At 25 Zukerberg in one of the youngest receivers of the award although this is not the first time Time has given it to social media recipients, in 2006 social web users were, surprisingly, given the honour.
Each year Time Magazine awards people who have made a significant impact on the global events to be their Person of the Year. The award can be given to persons or groups who have most changed the world, and not always for the better, in the past year.
Discussing this year’s award, Time editor Rick Stengel said Zuckerberg was awarded the honour to for
“Connecting more than half-a-billion people and mapping the social relations among them (something that has never been done before); for creating a new system of exchanging information that has become both indispensable and sometimes a little scary; and finally, for changing how we all live our lives in ways that are innovative and even optimistic, Mark Elliot Zukerberg is TIME’s 2010 Person of the Year.”
In what Time are calling an in-depth interview Zukerberg discusses the establishment of Facebook, the recent film and the current state of web privacy.
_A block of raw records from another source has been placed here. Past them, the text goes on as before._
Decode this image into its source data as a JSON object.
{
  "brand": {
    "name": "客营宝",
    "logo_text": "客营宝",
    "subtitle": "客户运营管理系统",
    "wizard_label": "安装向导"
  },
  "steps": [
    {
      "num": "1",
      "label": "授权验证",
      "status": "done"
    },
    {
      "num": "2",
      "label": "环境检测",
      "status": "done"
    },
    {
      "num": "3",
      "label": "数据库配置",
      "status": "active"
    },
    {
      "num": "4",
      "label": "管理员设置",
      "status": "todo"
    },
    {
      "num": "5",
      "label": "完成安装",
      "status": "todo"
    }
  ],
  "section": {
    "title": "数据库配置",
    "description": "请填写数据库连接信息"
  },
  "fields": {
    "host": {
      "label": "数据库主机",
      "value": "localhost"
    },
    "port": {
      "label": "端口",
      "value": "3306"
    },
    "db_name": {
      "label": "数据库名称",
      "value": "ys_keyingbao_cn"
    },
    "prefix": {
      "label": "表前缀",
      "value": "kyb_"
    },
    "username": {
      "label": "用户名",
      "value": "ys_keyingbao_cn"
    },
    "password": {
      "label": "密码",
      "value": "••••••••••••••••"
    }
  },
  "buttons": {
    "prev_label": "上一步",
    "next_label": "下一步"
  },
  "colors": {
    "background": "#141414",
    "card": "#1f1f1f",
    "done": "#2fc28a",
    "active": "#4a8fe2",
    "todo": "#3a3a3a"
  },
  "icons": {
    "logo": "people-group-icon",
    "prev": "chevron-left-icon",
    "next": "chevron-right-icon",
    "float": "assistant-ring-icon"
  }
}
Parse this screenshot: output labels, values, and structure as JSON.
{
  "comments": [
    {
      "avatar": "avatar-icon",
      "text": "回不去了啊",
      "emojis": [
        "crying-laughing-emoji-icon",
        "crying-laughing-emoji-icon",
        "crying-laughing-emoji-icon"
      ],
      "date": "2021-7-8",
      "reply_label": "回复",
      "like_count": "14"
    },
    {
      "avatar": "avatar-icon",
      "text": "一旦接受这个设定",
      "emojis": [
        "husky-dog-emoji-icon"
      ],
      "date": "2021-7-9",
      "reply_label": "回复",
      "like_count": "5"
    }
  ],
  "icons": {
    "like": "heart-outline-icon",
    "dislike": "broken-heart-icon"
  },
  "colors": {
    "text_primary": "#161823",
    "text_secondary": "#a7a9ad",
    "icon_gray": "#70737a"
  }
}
He also outlines his vision for the next five years of the social web. Zuckerberg says,
It’s about the idea that most applications are going to become social, and most industries are going to be rethought in a way where social design and doing things with your friends is at the core of how these things work. If the last five years was the ramping up, I think that the next five years are going to be characterized by widespread acknowledgement by other industries that this is the way that stuff should be and will be better.”